Dr. Roxy Matthew Koll, the Lead Author of the IPCC and a Climate Scientist at the Indian Institute of Tropical Meteorology opines strongly: "Sea Surface Temperatures (SST) usually remain high during this time of the year. However, presently they are 2-3 degrees higher than the usual warmer temperatures. This means there is more heat and moisture in the atmosphere, which helps cyclonic storms to maintain their strength for a longer period. The threshold value for the formation of a cyclone is 26 degree Celsius, but at present SSTs are in the range of 30-32 degrees Celsius. This rise can be attributed to a rise in the ocean heat due to climate change."

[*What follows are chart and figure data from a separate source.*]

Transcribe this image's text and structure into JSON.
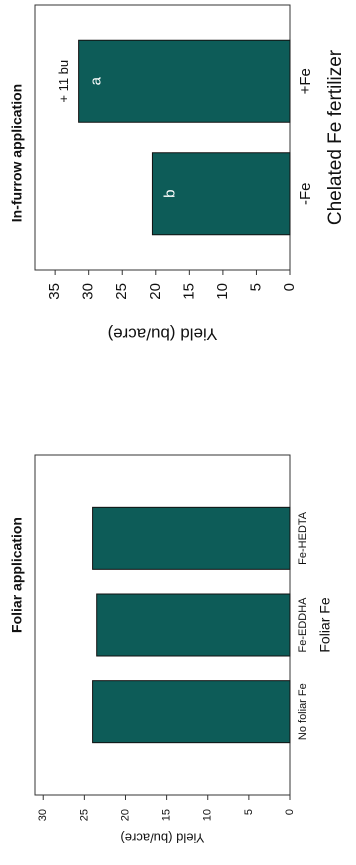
{
  "chart_data": [
    {
      "type": "bar",
      "title": "Foliar application",
      "xlabel": "Foliar Fe",
      "ylabel": "Yield (bu/acre)",
      "categories": [
        "No foliar Fe",
        "Fe-EDDHA",
        "Fe-HEDTA"
      ],
      "values": [
        24,
        23.5,
        24
      ],
      "color": "#0d5c58",
      "ylim": [
        0,
        31
      ],
      "yticks": [
        0,
        5,
        10,
        15,
        20,
        25,
        30
      ]
    },
    {
      "type": "bar",
      "title": "In-furrow application",
      "xlabel": "Chelated Fe fertilizer",
      "ylabel": "Yield (bu/acre)",
      "categories": [
        "-Fe",
        "+Fe"
      ],
      "values": [
        20.5,
        31.5
      ],
      "color": "#0d5c58",
      "letters": [
        "b",
        "a"
      ],
      "annotation": "+ 11 bu",
      "ylim": [
        0,
        38
      ],
      "yticks": [
        0,
        5,
        10,
        15,
        20,
        25,
        30,
        35
      ]
    }
  ]
}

Accumulated Cyclone Energy (ACE):

Accumulated Cyclone Energy (ACE) is a measure of the activity of a cyclone/hurricane season. It takes into account the number of hurricane systems, how long they persisted, and how severe they steadily increased. According to data released on rocksea.org, the cumulative cyclone energy in the Arabian Sea has nearly tripled. Accumulated cyclone energy is a measure of the overall wind energy released by a cyclone over its lifetime. The translation speed of cyclones (the speed at which cyclones move) has reduced in the Arabian Sea. This means that cyclones are moving more slowly, raising the threat quotient. As the cyclone intensifies, it glides slowly across the water. Furthermore, greater sea travel implies more moisture feed for it to sustain its strength.

According to a paper published by Dr. Medha Deshpande, Indian Institute of Tropical Meteorology, Ministry of Earth Sciences, on the evaluation of Climate Change over the Indian Region, most models predict a larger SST warming in the Arabian Sea than the Bay of Bengal. The observed surface warming over the Indian Ocean has been related to both natural and anthropogenic (man-made) factors. Climate model simulations reveal that over 90% of the trend in Sea Surface Temperature during the 1950s is highly likely attributable to rising anthropogenic emissions, with the remainder due to internal variability.

Among the human factors, the change in radiative forcing caused by increased greenhouse gas concentrations is the most significant. Radiative force is a measure of the difference between incoming solar radiation and outgoing terrestrial radiation in the Earth-atmosphere system. The severity of tropical cyclones (TC) is tightly linked to ocean Sea Surface Temperatures (SST) and heat content, with regional variances in their correlations. With sustained global warming, the activity of very severe cyclonic storms (VSCS) over the North Indian Ocean (NIO) is expected to rise in the twenty-first century.

According to the IPCC Report on Ocean, Cryosphere, and Sea Level Change, temperature at the ocean surface has gone up by 0.88 [0.68 to 1.01] °C on average between 1850-1900 and 2011-2020, with 0.60 [0.44 to 0.74] °C of this warming occurring since 1980. Between 1995 and 2014 and 2081 to 2100, the average ocean surface temperature is expected to rise by 0.86 [0.43 to 1.47, probable range] °C in SSP1-2.6 and 2.89 [2.01 to 4.07, likely range] °C in SSP5-8.5. Since the 1950s, the Indian Ocean and the western boundary current have experienced the most rapid surface warming. A warmer environment would enhance the severity of severe tropical cyclones.